XVI. Помпея — Клодии

(21 сентября)
 
   Вот письмо от него к тебе. Письмо просто ужасное, и мне стыдно его пересылать.
   И все же! Как видишь, я могу прийти. Но не меня за это благодари. Почему ты сразу ему не сказала, что там будет этот поэт? Иногда мне кажется, что мой супруг ни о чем, кроме поэзии, и не думает. Чуть ли не каждую ночь он читает в постели мне вслух стихи. Вчера — Лукреция. Все насчет каких-то атомов, атомов. Только он не читает — он их знает наизусть. Ох, милочка, он такой странный человек. Всю эту неделю я его просто обожаю, и все равно он такой странный человек. Клодиолла, я только что узнала, какое прозвище дал ему Цицерон. Вот умора! В жизни так не смеялась. (Трудно установить, какая из кличек, данных Цицероном Цезарю, показалась супруге диктатора такой уморительной. Это мог быть просто Хозяин или одно из более сложных греческих прозвищ — Autophidias, «Человек, живущий так, словно он ваяет статую самого себя»; или «Доброжелательный душитель», выражавшее недоумение современников по поводу массовой амнистии, дарованной Цезарем своим врагам, и его пугающей неспособности выказывать по их адресу малейшую обиду, или «Никого здесь нет, кроме дыма» — фраза из «Ос» Аристофана, ее произносит человек, запертый дома собственным сыном, когда его застигают за тем, что он пытается сбежать через печную трубу.) Я примерила платье. Это чудо. Я надену этрусскую тиару; юбку дала вышить золотыми бусами — на подоле очень густо, а чем выше к талии, тем реже.

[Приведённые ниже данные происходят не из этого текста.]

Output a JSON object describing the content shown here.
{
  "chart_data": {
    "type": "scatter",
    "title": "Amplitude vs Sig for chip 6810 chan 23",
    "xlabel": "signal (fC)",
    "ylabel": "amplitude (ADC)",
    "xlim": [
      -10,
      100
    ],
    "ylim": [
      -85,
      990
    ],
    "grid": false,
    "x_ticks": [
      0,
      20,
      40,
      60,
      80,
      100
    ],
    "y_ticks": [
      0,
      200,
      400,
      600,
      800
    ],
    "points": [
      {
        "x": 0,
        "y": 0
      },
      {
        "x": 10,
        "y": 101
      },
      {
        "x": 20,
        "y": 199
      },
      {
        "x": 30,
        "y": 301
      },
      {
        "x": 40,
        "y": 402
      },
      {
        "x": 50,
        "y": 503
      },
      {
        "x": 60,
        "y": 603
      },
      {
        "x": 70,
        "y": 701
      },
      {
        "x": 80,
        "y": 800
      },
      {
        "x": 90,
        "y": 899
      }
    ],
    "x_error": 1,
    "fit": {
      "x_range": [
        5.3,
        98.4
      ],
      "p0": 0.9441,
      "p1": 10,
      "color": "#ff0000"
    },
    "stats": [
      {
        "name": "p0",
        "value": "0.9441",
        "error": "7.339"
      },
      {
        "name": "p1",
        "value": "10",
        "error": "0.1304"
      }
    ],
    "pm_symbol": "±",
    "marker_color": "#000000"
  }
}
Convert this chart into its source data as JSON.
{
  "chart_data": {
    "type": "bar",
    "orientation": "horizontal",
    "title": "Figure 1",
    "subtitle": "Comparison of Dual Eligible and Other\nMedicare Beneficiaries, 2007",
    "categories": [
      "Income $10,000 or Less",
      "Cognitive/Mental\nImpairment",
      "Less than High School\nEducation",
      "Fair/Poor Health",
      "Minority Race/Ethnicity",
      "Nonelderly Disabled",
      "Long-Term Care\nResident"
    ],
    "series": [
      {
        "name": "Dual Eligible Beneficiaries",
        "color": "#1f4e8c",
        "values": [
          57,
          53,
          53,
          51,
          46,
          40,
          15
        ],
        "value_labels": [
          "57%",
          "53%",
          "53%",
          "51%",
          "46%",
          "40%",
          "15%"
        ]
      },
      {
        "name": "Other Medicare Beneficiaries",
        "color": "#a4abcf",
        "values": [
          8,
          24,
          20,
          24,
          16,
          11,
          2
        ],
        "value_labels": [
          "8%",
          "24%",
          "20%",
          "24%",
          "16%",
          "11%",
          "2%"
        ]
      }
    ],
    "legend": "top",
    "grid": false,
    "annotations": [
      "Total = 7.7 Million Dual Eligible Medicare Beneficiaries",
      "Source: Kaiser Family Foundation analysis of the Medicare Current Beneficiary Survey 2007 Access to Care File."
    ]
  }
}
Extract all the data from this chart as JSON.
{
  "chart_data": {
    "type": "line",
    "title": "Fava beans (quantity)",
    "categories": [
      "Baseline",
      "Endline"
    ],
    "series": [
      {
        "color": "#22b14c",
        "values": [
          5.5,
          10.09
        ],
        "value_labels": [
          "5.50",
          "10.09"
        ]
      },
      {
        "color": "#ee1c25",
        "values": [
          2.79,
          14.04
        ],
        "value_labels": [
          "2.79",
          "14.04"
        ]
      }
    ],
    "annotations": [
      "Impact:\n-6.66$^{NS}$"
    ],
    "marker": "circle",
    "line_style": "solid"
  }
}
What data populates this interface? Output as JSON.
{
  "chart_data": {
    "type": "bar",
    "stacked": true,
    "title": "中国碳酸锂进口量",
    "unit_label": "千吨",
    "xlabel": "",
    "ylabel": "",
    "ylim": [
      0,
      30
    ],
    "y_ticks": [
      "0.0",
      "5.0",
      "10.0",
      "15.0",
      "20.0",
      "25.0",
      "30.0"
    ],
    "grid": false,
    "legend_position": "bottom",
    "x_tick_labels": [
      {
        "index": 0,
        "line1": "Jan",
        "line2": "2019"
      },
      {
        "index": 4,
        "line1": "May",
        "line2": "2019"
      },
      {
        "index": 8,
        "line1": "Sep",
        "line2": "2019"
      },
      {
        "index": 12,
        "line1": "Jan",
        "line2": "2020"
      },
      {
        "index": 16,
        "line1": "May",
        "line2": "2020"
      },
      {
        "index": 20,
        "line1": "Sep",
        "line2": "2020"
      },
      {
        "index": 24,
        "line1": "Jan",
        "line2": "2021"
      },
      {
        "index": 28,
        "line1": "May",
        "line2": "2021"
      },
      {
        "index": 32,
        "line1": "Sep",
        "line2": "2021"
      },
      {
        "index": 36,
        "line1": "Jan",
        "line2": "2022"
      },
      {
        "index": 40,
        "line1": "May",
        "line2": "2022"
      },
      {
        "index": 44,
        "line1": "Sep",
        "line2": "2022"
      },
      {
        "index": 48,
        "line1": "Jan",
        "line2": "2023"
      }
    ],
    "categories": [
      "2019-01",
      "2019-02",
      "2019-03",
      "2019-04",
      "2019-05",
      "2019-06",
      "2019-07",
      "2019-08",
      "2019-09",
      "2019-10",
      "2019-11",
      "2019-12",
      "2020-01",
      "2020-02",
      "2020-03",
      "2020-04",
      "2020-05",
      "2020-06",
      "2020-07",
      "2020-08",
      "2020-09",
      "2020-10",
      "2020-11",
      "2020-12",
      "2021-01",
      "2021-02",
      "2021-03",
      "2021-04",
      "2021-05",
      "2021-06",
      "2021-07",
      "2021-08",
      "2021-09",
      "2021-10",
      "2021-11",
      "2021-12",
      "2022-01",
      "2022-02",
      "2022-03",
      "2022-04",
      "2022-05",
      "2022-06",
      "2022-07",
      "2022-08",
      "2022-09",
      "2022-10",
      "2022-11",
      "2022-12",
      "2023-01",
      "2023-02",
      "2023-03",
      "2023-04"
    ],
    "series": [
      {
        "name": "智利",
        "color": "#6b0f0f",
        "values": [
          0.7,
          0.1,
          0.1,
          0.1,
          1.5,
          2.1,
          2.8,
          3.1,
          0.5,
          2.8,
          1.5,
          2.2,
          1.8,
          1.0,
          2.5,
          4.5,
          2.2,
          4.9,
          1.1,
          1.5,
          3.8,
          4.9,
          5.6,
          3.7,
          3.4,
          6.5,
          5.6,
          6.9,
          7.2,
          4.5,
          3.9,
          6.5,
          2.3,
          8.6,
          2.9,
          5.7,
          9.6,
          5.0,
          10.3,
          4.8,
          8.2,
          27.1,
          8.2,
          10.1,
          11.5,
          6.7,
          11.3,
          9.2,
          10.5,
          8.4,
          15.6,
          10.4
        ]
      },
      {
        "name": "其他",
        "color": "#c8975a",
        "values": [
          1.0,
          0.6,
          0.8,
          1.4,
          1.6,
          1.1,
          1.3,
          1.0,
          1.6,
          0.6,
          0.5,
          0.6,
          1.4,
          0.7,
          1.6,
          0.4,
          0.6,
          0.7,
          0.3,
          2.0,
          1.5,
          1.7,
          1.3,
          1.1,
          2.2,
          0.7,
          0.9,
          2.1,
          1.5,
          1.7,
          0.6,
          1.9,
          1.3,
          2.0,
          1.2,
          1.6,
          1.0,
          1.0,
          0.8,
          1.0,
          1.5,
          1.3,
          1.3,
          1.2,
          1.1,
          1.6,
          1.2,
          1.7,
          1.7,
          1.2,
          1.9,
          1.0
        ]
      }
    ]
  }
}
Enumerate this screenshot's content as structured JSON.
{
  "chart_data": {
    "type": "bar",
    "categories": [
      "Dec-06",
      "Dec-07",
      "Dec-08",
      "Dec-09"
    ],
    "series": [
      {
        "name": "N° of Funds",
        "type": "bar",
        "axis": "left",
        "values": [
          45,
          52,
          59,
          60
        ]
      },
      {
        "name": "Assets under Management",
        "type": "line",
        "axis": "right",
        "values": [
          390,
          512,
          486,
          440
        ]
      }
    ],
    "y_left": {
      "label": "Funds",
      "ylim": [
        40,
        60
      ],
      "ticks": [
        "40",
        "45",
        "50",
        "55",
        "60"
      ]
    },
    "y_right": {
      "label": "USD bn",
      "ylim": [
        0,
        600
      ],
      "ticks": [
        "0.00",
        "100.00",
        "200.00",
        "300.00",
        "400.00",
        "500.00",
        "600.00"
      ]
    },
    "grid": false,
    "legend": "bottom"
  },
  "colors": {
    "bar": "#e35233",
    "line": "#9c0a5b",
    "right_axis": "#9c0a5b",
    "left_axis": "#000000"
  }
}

Не знаю, разрешено ли это законами против роскоши, но спрашивать у него не собираюсь.
   Ты заметила, какой я подала тебе знак во время шествия в день основания Рима? Когда я дерну за мочку правого уха — это будет знак тебе. Я, конечно, не смею вертеть головой ни вправо, ни влево. И хотя он за две мили от меня занят своей шагистикой и выкрикивает какую-то тарабарщину, все равно я знаю, что он не спускает с меня глаз.
   Я учу свой текст — ты знаешь для чего (Таинства Доброй Богини). Понимаешь, душка, у меня ведь нет никакой памяти! Да еще эта старомодная речь! Но он мне помогает учить. Верховная жрица сказала, что, раз он верховный понтифик, ему позволено кое-что знать. Конечно, не самое ужасное. Как ты думаешь, кто-нибудь из жен осмелился пересказать это своему мужу? Думаю, нет.
   Я слышала, что тетя Юлия тоже приедет к тебе на обед. Она остановится у нас. На этот раз я ее заставлю рассказать о гражданских войнах, когда им приходилось есть змей и жаб и когда они с моей бабушкой поубивали столько людей. Какое странное чувство, наверно, когда кого-нибудь убиваешь!
   Обнимаю тебя.

XVI-А. Цезарь — Клодии

(вложено в письмо)
 
   Диктатор шлет нижайший поклон благородной госпоже. Диктатор отложил дела, мешавшие присутствовать ему на обеде, и принимает приглашение благородного Публия Клодия Пульхра и благородной госпожи. Он также просит у них разрешения пригласить к ним в дом после обеда губернатора Испании и депутацию Двенадцати.
   Диктатору известно, что для гостей благородной госпожи дает представление греческий мим Эрот. Игру этого мима отличает высокий артистизм. Однако, говорят, ей сопутствует немало непристойностей, особенно в пантомиме под названием «Афродита и Гефест». Крайне нежелательно, чтобы полководцы и правители из Испании и других отдаленных провинций республики вынесли впечатление, что столичные забавы носят подобный характер. Диктатор просит благородную госпожу довести до сведения актера это замечание диктатора.
   Диктатор выражает благодарность благородной госпоже и просит пренебречь в начале вечера теми церемониями, которые принято соблюдать в его присутствии.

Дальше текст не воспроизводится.